# Cross pollination of Flowers Results



## arbra (Dec 18, 2017)

So far I have gotten the following:

Yellow Pansy cross pollinated with Yellow Pansy - White Pansy
Yellow Pansy cross pollinated with Yellow Pansy - Coral Pansy (Rare)
Yellow Pansy cross pollinated with Yellow Pansy - Orange Pansy
Pink Tulip cross pollinated with Orange Tulip - White Tulip
Pink Tulip cross pollinated with Orange Tulip - Orange Tulip
Pink Tulip cross pollinated with Orange Tulip - Black Tulip (Rare)

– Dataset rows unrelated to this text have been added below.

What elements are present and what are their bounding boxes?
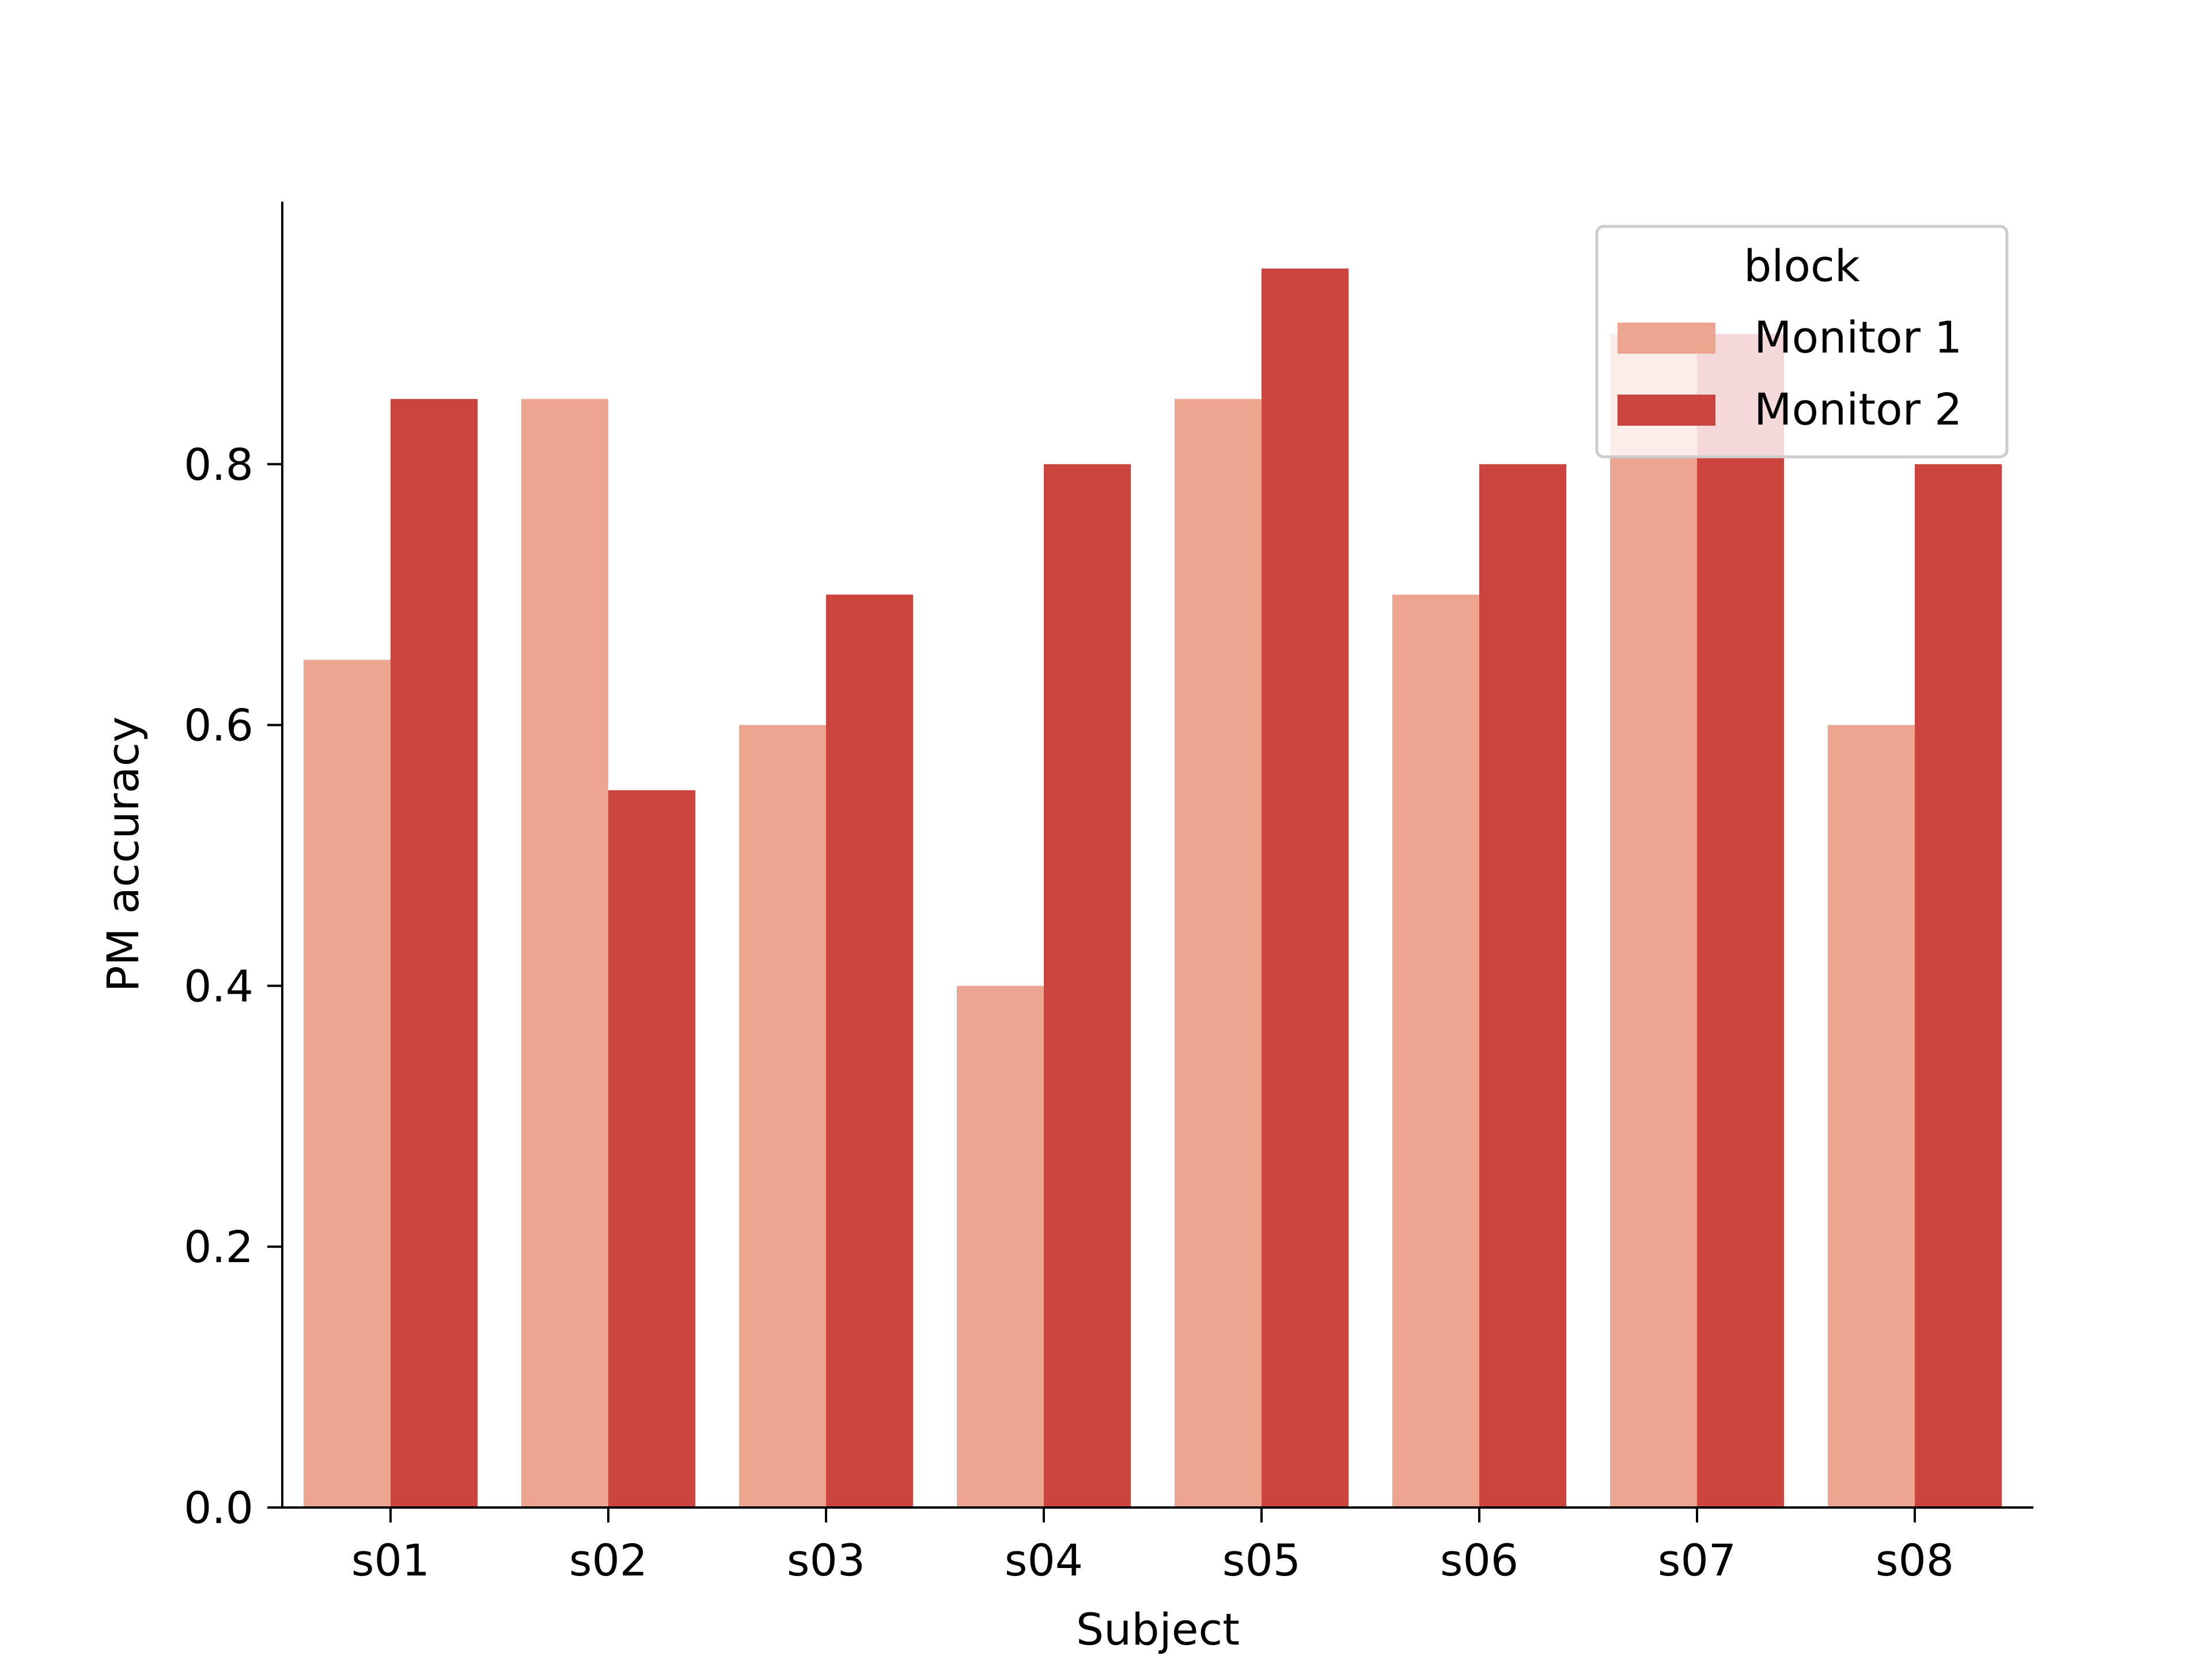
- y-ticks: 0.0 0.2 0.4 0.6 0.8: [184, 439, 282, 1533]
- bar-s07-monitor-2: [1697, 334, 1784, 1508]
- bar-s01-monitor-2: [391, 399, 478, 1508]
- x-tick-label-s05: s05: [1222, 1535, 1301, 1586]
- bar-s03-monitor-2: [826, 594, 913, 1508]
- y-tick-label: 0.0: [184, 1482, 253, 1533]
- legend-title: block: [1744, 240, 1860, 291]
- x-ticks: s01 s02 s03 s04 s05 s06 s07 s08: [351, 1508, 1954, 1586]
- legend-swatch-monitor-1: [1618, 323, 1715, 354]
- x-axis-label: Subject: [1076, 1604, 1240, 1655]
- x-tick-label-s08: s08: [1876, 1535, 1954, 1586]
- bars: [304, 268, 2002, 1508]
- bar-s01-monitor-1: [304, 660, 391, 1508]
- bar-s05-monitor-2: [1262, 268, 1349, 1508]
- bar-s02-monitor-2: [608, 790, 695, 1508]
- bar-s07-monitor-1: [1610, 334, 1697, 1508]
- bar-s08-monitor-1: [1828, 725, 1915, 1508]
- y-tick-label: 0.8: [184, 439, 253, 490]
- bar-s06-monitor-1: [1392, 594, 1479, 1508]
- bar-s04-monitor-1: [957, 986, 1044, 1508]
- x-tick-label-s02: s02: [569, 1535, 647, 1586]
- y-tick-label: 0.4: [184, 960, 253, 1012]
- x-tick-label-s06: s06: [1440, 1535, 1518, 1586]
- x-tick-label-s04: s04: [1005, 1535, 1083, 1586]
- y-axis-label: PM accuracy: [97, 717, 149, 992]
- x-tick-label-s01: s01: [351, 1535, 430, 1586]
- y-tick-label: 0.2: [184, 1221, 253, 1272]
- x-tick-label-s07: s07: [1658, 1535, 1736, 1586]
- legend: block Monitor 1 Monitor 2: [1595, 225, 2009, 459]
- y-tick-label: 0.6: [184, 700, 253, 751]
- legend-label-monitor-2: Monitor 2: [1754, 384, 1962, 435]
- bar-s08-monitor-2: [1915, 464, 2002, 1508]
- bar-s06-monitor-2: [1479, 464, 1566, 1508]
- legend-swatch-monitor-2: [1618, 395, 1715, 426]
- bar-s03-monitor-1: [739, 725, 826, 1508]
- bar-s05-monitor-1: [1175, 399, 1262, 1508]
- x-tick-label-s03: s03: [787, 1535, 865, 1586]
- bar-s02-monitor-1: [521, 399, 608, 1508]
- legend-label-monitor-1: Monitor 1: [1754, 312, 1962, 363]
- bar-s04-monitor-2: [1044, 464, 1131, 1508]
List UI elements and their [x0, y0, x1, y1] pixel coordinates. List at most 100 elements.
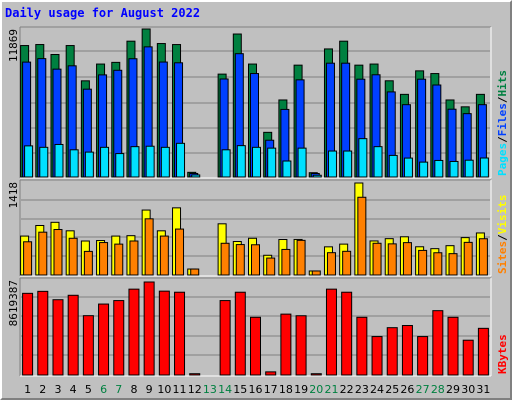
legend: Sites/Visits — [496, 195, 509, 275]
sites-bar — [144, 218, 154, 276]
sites-bar — [175, 228, 185, 276]
legend-separator: / — [496, 234, 509, 241]
pages-bar — [160, 146, 170, 178]
pages-bar — [252, 146, 261, 178]
kbytes-bar — [250, 316, 261, 376]
kbytes-bar — [356, 316, 368, 376]
x-tick-label: 2 — [39, 383, 46, 396]
sites-bar — [23, 241, 33, 276]
pages-bar — [388, 154, 398, 178]
x-tick-label: 24 — [370, 383, 384, 396]
x-tick-label: 10 — [157, 383, 171, 396]
pages-bar — [115, 153, 125, 178]
x-tick-label: 14 — [218, 383, 232, 396]
kbytes-bar — [462, 339, 474, 376]
pages-bar — [54, 143, 64, 178]
kbytes-bar — [265, 371, 277, 376]
sites-bar — [357, 196, 367, 276]
pages-bar — [267, 147, 277, 178]
kbytes-bar — [386, 327, 398, 376]
sites-bar — [448, 253, 458, 276]
x-tick-label: 6 — [100, 383, 107, 396]
kbytes-bar — [37, 290, 49, 376]
x-tick-label: 13 — [203, 383, 217, 396]
kbytes-bar — [280, 313, 292, 376]
sites-bar — [463, 241, 473, 276]
x-tick-label: 28 — [431, 383, 445, 396]
legend-separator: / — [496, 136, 509, 143]
pages-bar — [479, 157, 489, 178]
pages-bar — [449, 160, 459, 178]
kbytes-bar — [477, 327, 489, 376]
page-title: Daily usage for August 2022 — [5, 6, 201, 20]
x-tick-label: 19 — [294, 383, 308, 396]
x-tick-label: 27 — [416, 383, 430, 396]
y-max-label: 11869 — [7, 29, 20, 62]
kbytes-bar — [325, 288, 337, 376]
pages-bar — [100, 146, 110, 178]
sites-bar — [251, 244, 260, 276]
sites-bar — [129, 240, 139, 276]
x-tick-label: 31 — [476, 383, 490, 396]
kbytes-bar — [174, 291, 186, 376]
sites-bar — [68, 237, 78, 276]
pages-bar — [145, 145, 155, 178]
x-tick-label: 26 — [400, 383, 414, 396]
legend: Pages/Files/Hits — [496, 70, 509, 176]
x-tick-label: 29 — [446, 383, 460, 396]
pages-bar — [403, 157, 413, 178]
pages-bar — [358, 138, 368, 178]
x-tick-label: 7 — [115, 383, 122, 396]
pages-bar — [419, 161, 429, 178]
x-tick-label: 22 — [340, 383, 354, 396]
kbytes-bar — [98, 303, 110, 376]
legend-separator: / — [496, 96, 509, 103]
pages-bar — [191, 174, 201, 178]
x-tick-label: 20 — [309, 383, 323, 396]
pages-bar — [39, 146, 49, 178]
sites-bar — [326, 252, 336, 276]
kbytes-bar — [234, 291, 246, 376]
x-tick-label: 18 — [279, 383, 293, 396]
pages-bar — [312, 174, 322, 178]
x-tick-label: 11 — [173, 383, 187, 396]
pages-bar — [373, 146, 383, 178]
pages-bar — [236, 145, 246, 178]
kbytes-bar — [158, 290, 170, 376]
sites-bar — [387, 243, 397, 276]
kbytes-bar — [219, 300, 231, 376]
legend-item-files: Files — [496, 103, 509, 136]
pages-bar — [464, 159, 474, 178]
legend-item-hits: Hits — [496, 70, 509, 97]
sites-bar — [433, 252, 443, 276]
pages-bar — [84, 151, 94, 178]
sites-bar — [402, 242, 412, 276]
x-tick-label: 23 — [355, 383, 369, 396]
pages-bar — [176, 142, 186, 178]
x-tick-label: 12 — [188, 383, 202, 396]
kbytes-bar — [52, 299, 64, 376]
sites-bar — [220, 242, 230, 276]
kbytes-bar — [432, 310, 444, 376]
kbytes-bar — [310, 373, 322, 376]
sites-bar — [342, 250, 352, 276]
kbytes-bar — [113, 300, 125, 376]
pages-bar — [69, 149, 79, 178]
kbytes-bar — [371, 336, 383, 376]
legend-item-pages: Pages — [496, 143, 509, 176]
sites-bar — [114, 243, 124, 276]
sites-bar — [83, 250, 93, 276]
x-tick-label: 21 — [324, 383, 338, 396]
kbytes-bar — [128, 288, 140, 376]
x-tick-label: 1 — [24, 383, 31, 396]
kbytes-bar — [82, 315, 94, 376]
sites-bar — [99, 242, 109, 276]
pages-bar — [434, 159, 444, 178]
kbytes-bar — [143, 281, 155, 376]
sites-bar — [159, 235, 169, 276]
sites-bar — [296, 239, 306, 276]
kbytes-bar — [22, 292, 34, 376]
x-tick-label: 17 — [264, 383, 278, 396]
sites-bar — [266, 257, 276, 276]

What have other people gotten?


----------



## Soigne (Dec 18, 2017)

black tulip cross pollinated with a pink tulip gives out purple tulip seeds


----------



## J087 (Dec 18, 2017)

So far I'd say:
Common + common = 70% common, 30% rare.
Common + rare = 50% common, 50% lv1 rare. (black, pink)
Rare + rare = 50% lv1 rare (black pink), 50% lv2 rare (purple)


----------



## AppleBitterCrumble (Dec 18, 2017)

red tulip x red tulip = yellow tulip
orange tulip x red tulip = yellow tulip


----------



## xSuperMario64x (Dec 18, 2017)

Omgggfff they made legit orange pansies??? And blue tulips????

I think I'm gonna cry :,)


----------



## Bcat (Dec 18, 2017)

Wish there was an item that guaranteed rares when you cross pollinated. I’d use the heck out of it.


----------



## noctibloom (Dec 18, 2017)

This is what I've been using, and it hasn't been inaccurate so far: 

https://www.reddit.com/r/ACPocketCamp/comments/7kh2wi/cross_pollination_combinations/


----------